I have already served my time in durance vile, as one calls the enormous waiting room wherein the jurors-to-be toll the weary hours. Actually, the room is not enormous. It is, in fact, a bit smallish for the sharpers, grifters, lounge lizards, and dainty housewives gathered together, rehearsing their lines for 12 Angry Guys And Dolls.
She read the instructions, which extend to the clothing to be worn.
"No Camō...," she said, long "o".
I roused myself from selfless somnolence. "Camou?" I asked.
" Camō," she said. People today call it "camo..., long 'o' ". Even children are dressed in camo.
I thought back to World War I. " Camo, camou, camə...,"
the last being that universal "uh" we use so much: "cam-uh" as in "cam-uh-flage".
I decided to use "camou" for "camouflage" as well as "Camus" as in "Albert Camus", l'Algérien.
So I decided this winter a coat with enormous lapels would be my fashion statement, my Camou.
If on the very remote chance someone were to sidle up to me and ask me to envy them their new camo togs, I would look at them interrogatively, asking where the big lapels were!
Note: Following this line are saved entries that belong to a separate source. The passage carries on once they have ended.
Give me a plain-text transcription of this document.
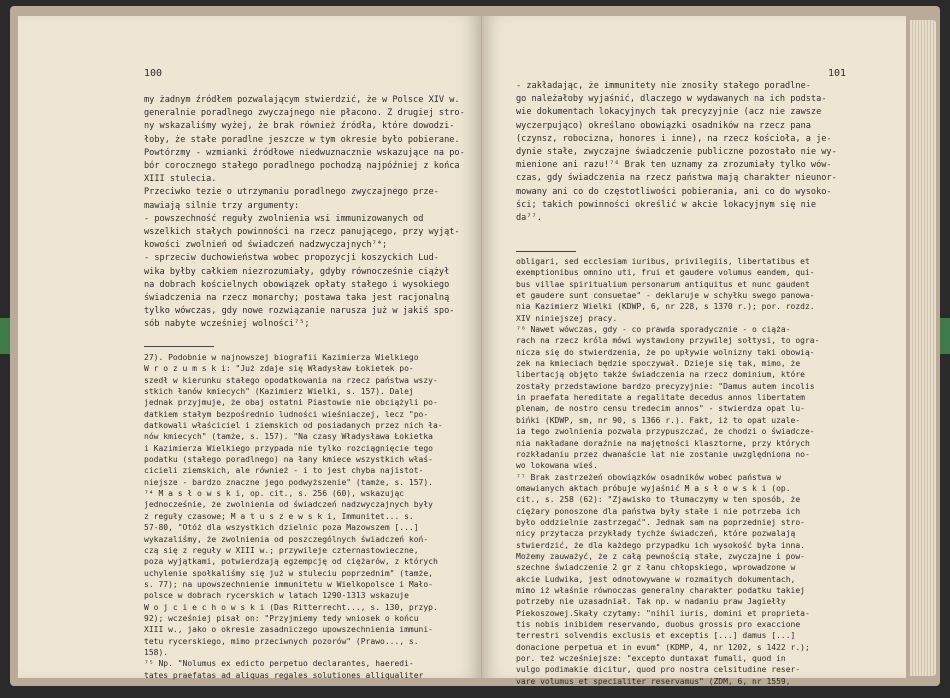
100
my żadnym źródłem pozwalającym stwierdzić, że w Polsce XIV w.
generalnie poradlnego zwyczajnego nie płacono. Z drugiej stro-
ny wskazaliśmy wyżej, że brak również źródła, które dowodzi-
łoby, że stałe poradlne jeszcze w tym okresie było pobierane.
Powtórzmy - wzmianki źródłowe niedwuznacznie wskazujące na po-
bór corocznego stałego poradlnego pochodzą najpóźniej z końca
XIII stulecia.
Przeciwko tezie o utrzymaniu poradlnego zwyczajnego prze-
mawiają silnie trzy argumenty:
- powszechność reguły zwolnienia wsi immunizowanych od
wszelkich stałych powinności na rzecz panującego, przy wyjąt-
kowości zwolnień od świadczeń nadzwyczajnych⁷⁴;
- sprzeciw duchowieństwa wobec propozycji koszyckich Lud-
wika byłby całkiem niezrozumiały, gdyby równocześnie ciążył
na dobrach kościelnych obowiązek opłaty stałego i wysokiego
świadczenia na rzecz monarchy; postawa taka jest racjonalną
tylko wówczas, gdy nowe rozwiązanie narusza już w jakiś spo-
sób nabyte wcześniej wolności⁷⁵;
27). Podobnie w najnowszej biografii Kazimierza Wielkiego
W r o z u m s k i: "Już zdaje się Władysław Łokietek po-
szedł w kierunku stałego opodatkowania na rzecz państwa wszy-
stkich łanów kmiecych" (Kazimierz Wielki, s. 157). Dalej
jednak przyjmuje, że obaj ostatni Piastowie nie obciążyli po-
datkiem stałym bezpośrednio ludności wieśniaczej, lecz "po-
datkowali właściciel i ziemskich od posiadanych przez nich ła-
nów kmiecych" (tamże, s. 157). "Na czasy Władysława Łokietka
i Kazimierza Wielkiego przypada nie tylko rozciągnięcie tego
podatku (stałego poradlnego) na łany kmiece wszystkich właś-
cicieli ziemskich, ale również - i to jest chyba najistot-
niejsze - bardzo znaczne jego podwyższenie" (tamże, s. 157).
⁷⁴ M a s ł o w s k i, op. cit., s. 256 (60), wskazując
jednocześnie, że zwolnienia od świadczeń nadzwyczajnych były
z reguły czasowe; M a t u s z e w s k i, Immunitet... s.
57-80, "Otóż dla wszystkich dzielnic poza Mazowszem [...]
wykazaliśmy, że zwolnienia od poszczególnych świadczeń koń-
czą się z reguły w XIII w.; przywileje czternastowieczne,
poza wyjątkami, potwierdzają egzempcję od ciężarów, z których
uchylenie społkaliśmy się już w stuleciu poprzednim" (tamże,
s. 77); na upowszechnienie immunitetu w Wielkopolsce i Mało-
polsce w dobrach rycerskich w latach 1290-1313 wskazuje
W o j c i e c h o w s k i (Das Ritterrecht..., s. 130, przyp.
92); wcześniej pisał on: "Przyjmiemy tedy wniosek o końcu
XIII w., jako o okresie zasadniczego upowszechnienia immuni-
tetu rycerskiego, mimo przeciwnych pozorów" (Prawo..., s.
158).
⁷⁵ Np. "Nolumus ex edicto perpetuo declarantes, haeredi-
tates praefatas ad aliquas regales solutiones alliqualiter
101
- zakładając, że immunitety nie znosiły stałego poradlne-
go należałoby wyjaśnić, dlaczego w wydawanych na ich podsta-
wie dokumentach lokacyjnych tak precyzyjnie (acz nie zawsze
wyczerpująco) określano obowiązki osadników na rzecz pana
(czynsz, robocizna, honores i inne), na rzecz kościoła, a je-
dynie stałe, zwyczajne świadczenie publiczne pozostało nie wy-
mienione ani razu!⁷⁶ Brak ten uznamy za zrozumiały tylko wów-
czas, gdy świadczenia na rzecz państwa mają charakter nieunor-
mowany ani co do częstotliwości pobierania, ani co do wysoko-
ści; takich powinności określić w akcie lokacyjnym się nie
da⁷⁷.
obligari, sed ecclesiam iuribus, privilegiis, libertatibus et
exemptionibus omnino uti, frui et gaudere volumus eandem, qui-
bus villae spiritualium personarum antiquitus et nunc gaudent
et gaudere sunt consuetae" - deklaruje w schyłku swego panowa-
nia Kazimierz Wielki (KDWP, 6, nr 228, s 1370 r.); por. rozdz.
XIV niniejszej pracy.
⁷⁶ Nawet wówczas, gdy - co prawda sporadycznie - o ciąża-
rach na rzecz króla mówi wystawiony przywilej sołtysi, to ogra-
nicza się do stwierdzenia, że po upływie wolnizny taki obowią-
zek na kmieciach będzie spoczywał. Dzieje się tak, mimo, że
libertacją objęto także świadczenia na rzecz dominium, które
zostały przedstawione bardzo precyzyjnie: "Damus autem incolis
in praefata hereditate a regalitate decedus annos libertatem
plenam, de nostro censu tredecim annos" - stwierdza opat lu-
bińki (KDWP, sm, nr 90, s 1366 r.). Fakt, iż to opat uzale-
ia tego zwolnienia pozwala przypuszczać, że chodzi o świadcze-
nia nakładane doraźnie na majętności klasztorne, przy których
rozkładaniu przez dwanaście lat nie zostanie uwzględniona no-
wo lokowana wieś.
⁷⁷ Brak zastrzeżeń obowiązków osadników wobec państwa w
omawianych aktach próbuje wyjaśnić M a s ł o w s k i (op.
cit., s. 258 (62): "Zjawisko to tłumaczymy w ten sposób, że
ciężary ponoszone dla państwa były stałe i nie potrzeba ich
było oddzielnie zastrzegać". Jednak sam na poprzedniej stro-
nicy przytacza przykłady tychże świadczeń, które pozwalają
stwierdzić, że dla każdego przypadku ich wysokość była inna.
Możemy zauważyć, że z całą pewnością stałe, zwyczajne i pow-
szechne świadczenie 2 gr z łanu chłopskiego, wprowadzone w
akcie Ludwika, jest odnotowywane w rozmaitych dokumentach,
mimo iż właśnie równoczas generalny charakter podatku takiej
potrzeby nie uzasadniał. Tak np. w nadaniu praw Jagiełły
Piekoszowej.Skały czytamy: "nihil iuris, domini et proprieta-
tis nobis inibidem reservando, duobus grossis pro exaccione
terrestri solvendis exclusis et exceptis [...] damus [...]
donacione perpetua et in evum" (KDMP, 4, nr 1202, s 1422 r.);
por. też wcześniejsze: "excepto duntaxat fumali, quod in
vulgo podimakie dicitur, quod pro nostra celsitudine reser-
vare volumus et specialiter reservamus" (ZDM, 6, nr 1559,
z 1389 r.); "eximimus tamen pro nobis ac nostris successo-
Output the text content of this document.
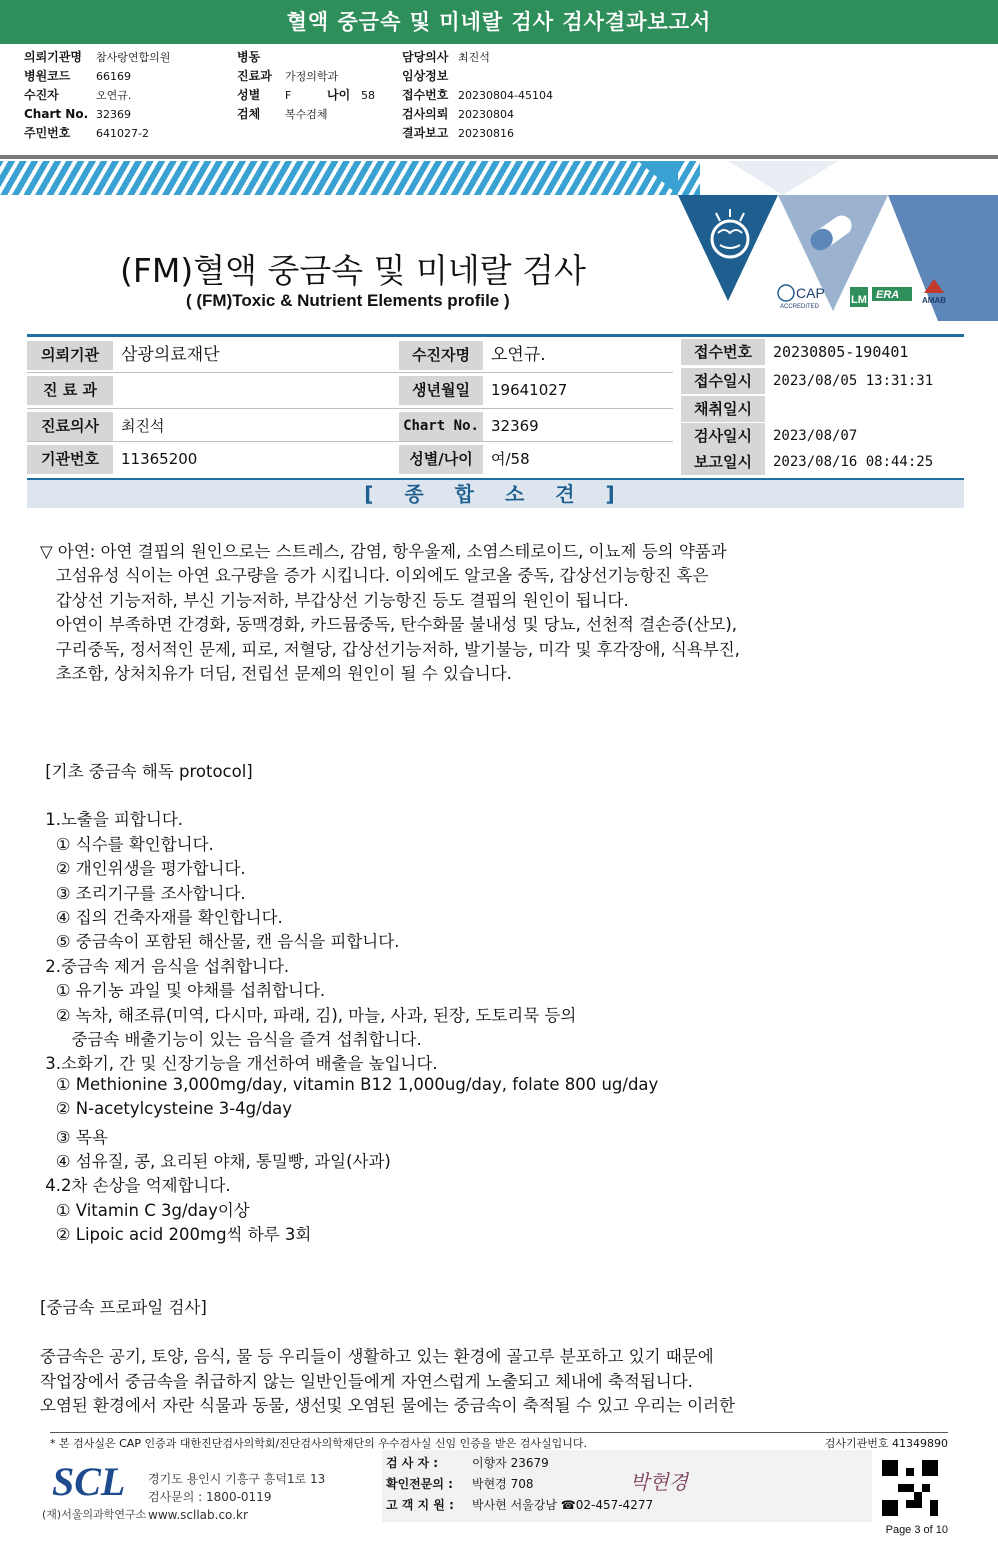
혈액 중금속 및 미네랄 검사 검사결과보고서
의뢰기관명 참사랑연합의원
병원코드 66169
수진자	오연규.
Chart No. 32369
주민번호 641027-2
병동
진료과 가정의학과
성별 F	나이 58
검체 복수검체
담당의사 최진석
임상정보
접수번호 20230804-45104
검사의뢰 20230804
결과보고 20230816
CAP
ACCREDITED
LM ERA	AMAB
(FM)혈액 중금속 및 미네랄 검사
( (FM)Toxic & Nutrient Elements profile )
의뢰기관	삼광의료재단
진 료 과
진료의사	최진석
기관번호	11365200
수진자명	오연규.
생년월일	19641027
Chart No. 32369
성별/나이	여/58
접수번호	20230805-190401
접수일시	2023/08/05 13:31:31
채취일시
검사일시	2023/08/07
보고일시	2023/08/16 08:44:25
[ 종 합 소 견 ]
▽ 아연: 아연 결핍의 원인으로는 스트레스, 감염, 항우울제, 소염스테로이드, 이뇨제 등의 약품과
고섬유성 식이는 아연 요구량을 증가 시킵니다. 이외에도 알코올 중독, 갑상선기능항진 혹은
갑상선 기능저하, 부신 기능저하, 부갑상선 기능항진 등도 결핍의 원인이 됩니다.
아연이 부족하면 간경화, 동맥경화, 카드뮴중독, 탄수화물 불내성 및 당뇨, 선천적 결손증(산모),
구리중독, 정서적인 문제, 피로, 저혈당, 갑상선기능저하, 발기불능, 미각 및 후각장애, 식욕부진,
초조함, 상처치유가 더딤, 전립선 문제의 원인이 될 수 있습니다.
[기초 중금속 해독 protocol]
1.노출을 피합니다.
① 식수를 확인합니다.
② 개인위생을 평가합니다.
③ 조리기구를 조사합니다.
④ 집의 건축자재를 확인합니다.
⑤ 중금속이 포함된 해산물, 캔 음식을 피합니다.
2.중금속 제거 음식을 섭취합니다.
① 유기농 과일 및 야채를 섭취합니다.
② 녹차, 해조류(미역, 다시마, 파래, 김), 마늘, 사과, 된장, 도토리묵 등의
중금속 배출기능이 있는 음식을 즐겨 섭취합니다.
3.소화기, 간 및 신장기능을 개선하여 배출을 높입니다.
① Methionine 3,000mg/day, vitamin B12 1,000ug/day, folate 800 ug/day
② N-acetylcysteine 3-4g/day
③ 목욕
④ 섬유질, 콩, 요리된 야채, 통밀빵, 과일(사과)
4.2차 손상을 억제합니다.
① Vitamin C 3g/day이상
② Lipoic acid 200mg씩 하루 3회
[중금속 프로파일 검사]
중금속은 공기, 토양, 음식, 물 등 우리들이 생활하고 있는 환경에 골고루 분포하고 있기 때문에
작업장에서 중금속을 취급하지 않는 일반인들에게 자연스럽게 노출되고 체내에 축적됩니다.
오염된 환경에서 자란 식물과 동물, 생선및 오염된 물에는 중금속이 축적될 수 있고 우리는 이러한
* 본 검사실은 CAP 인증과 대한진단검사의학회/진단검사의학재단의 우수검사실 신임 인증을 받은 검사실입니다.	검사기관번호 41349890
SCL
(재)서울의과학연구소
경기도 용인시 기흥구 흥덕1로 13
검사문의 : 1800-0119
www.scllab.co.kr
검 사 자 :	이향자 23679
확인전문의 : 박현경 708
고 객 지 원 : 박사현 서울강남 ☎02-457-4277
박현경
Page 3 of 10
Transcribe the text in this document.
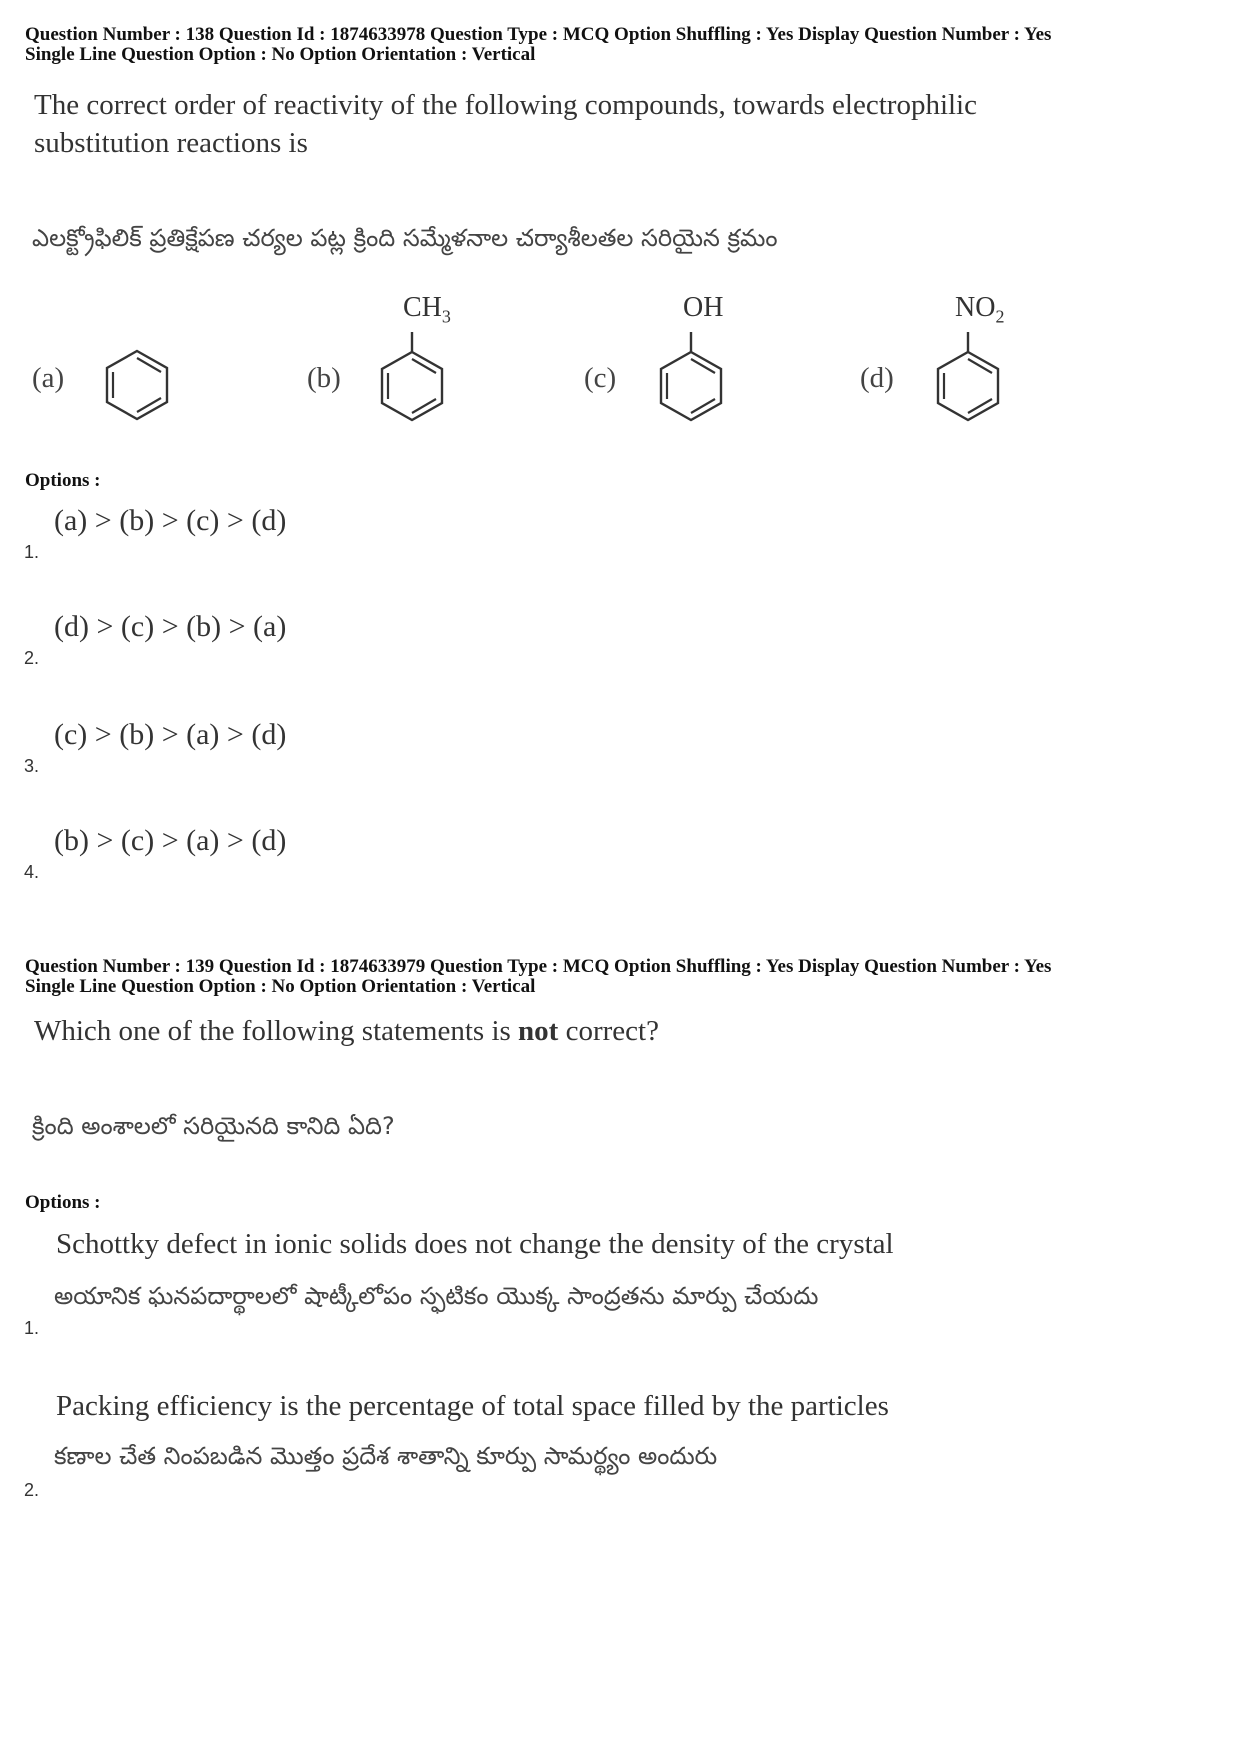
Question Number : 138 Question Id : 1874633978 Question Type : MCQ Option Shuffling : Yes Display Question Number : Yes
Single Line Question Option : No Option Orientation : Vertical
The correct order of reactivity of the following compounds, towards electrophilic
substitution reactions is
ఎలక్ట్రోఫిలిక్ ప్రతిక్షేపణ చర్యల పట్ల క్రింది సమ్మేళనాల చర్యాశీలతల సరియైన క్రమం
(a)	(b)
$CH_3$
(c)
OH
(d)
$NO_2$
Options :
(a) > (b) > (c) > (d)
1.
(d) > (c) > (b) > (a)
2.
(c) > (b) > (a) > (d)
3.
(b) > (c) > (a) > (d)
4.
Question Number : 139 Question Id : 1874633979 Question Type : MCQ Option Shuffling : Yes Display Question Number : Yes
Single Line Question Option : No Option Orientation : Vertical
Which one of the following statements is not correct?
క్రింది అంశాలలో సరియైనది కానిది ఏది?
Options :
Schottky defect in ionic solids does not change the density of the crystal
అయానిక ఘనపదార్థాలలో షాట్కీలోపం స్ఫటికం యొక్క సాంద్రతను మార్పు చేయదు
1.
Packing efficiency is the percentage of total space filled by the particles
కణాల చేత నింపబడిన మొత్తం ప్రదేశ శాతాన్ని కూర్పు సామర్థ్యం అందురు
2.
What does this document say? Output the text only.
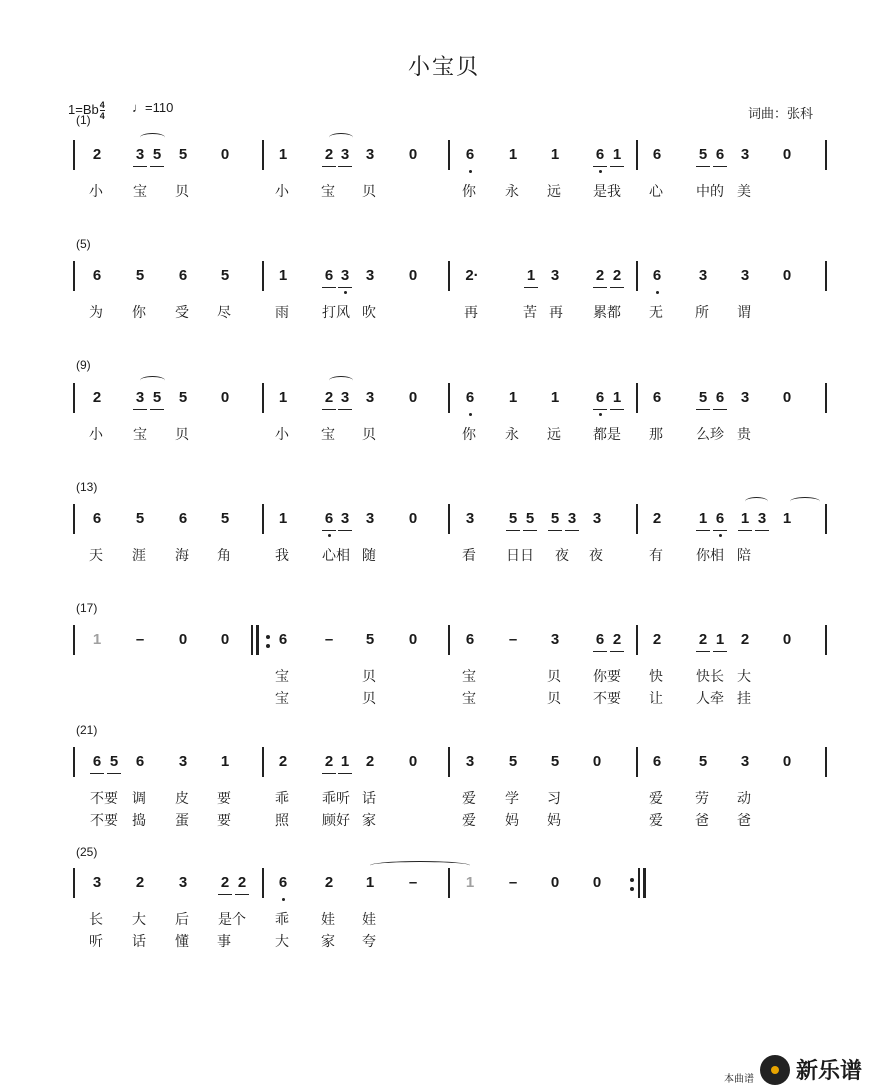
小宝贝
$1=Bb \frac{4}{4}$ ♩=110	词曲：张科
(1)
2	3 5	5	0	1	2 3	3	0	6	1	1	6 1	6	5 6	3	0
小 宝 贝	小 宝 贝	你 永 远	是我	心	中的 美
(5)
6	5	6	5	1	6 3	3	0	2·	1	3	2 2	6	3	3	0
为 你 受 尽	雨	打风 吹	再	苦 再	累都	无 所 谓
(9)
2	3 5	5	0	1	2 3	3	0	6	1	1	6 1	6	5 6	3	0
小 宝 贝	小 宝 贝	你 永 远	都是	那	么珍 贵
(13)
6	5	6	5	1	6 3	3	0	3	5 5	5 3	3	2	1 6	1 3	1
天 涯 海 角	我	心相 随	看	日日	夜 夜	有	你相 陪
(17)
1	–	0	0	6	–	5	0	6	–	3	6 2	2	2 1	2	0
宝	贝	宝	贝	你要	快	快长 大
宝	贝	宝	贝	不要	让	人牵 挂
(21)
6 5	6	3	1	2	2 1	2	0	3	5	5	0	6	5	3	0
不要	调 皮 要	乖	乖听 话	爱 学 习	爱 劳 动
不要	捣 蛋 要	照	顾好 家	爱 妈 妈	爱 爸 爸
(25)
3	2	3	2 2	6	2	1	–	1	–	0	0
长 大 后	是个	乖 娃 娃
听 话 懂 事	大 家 夸
本曲谱 新乐谱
"Montag, everyone say 'camo'. How can you expect to relate with the readers of your blog if you insist on being so bizarre?"
I smiled.
"Anyone who reads the blog, reads it because it is different. Everyone has a thousand several writers writing about the mundane things they already have too much of....,"
I trailed off, thinking.
"I want everything to be different and fabulous."
She googled, rustled papers, then harrumphed.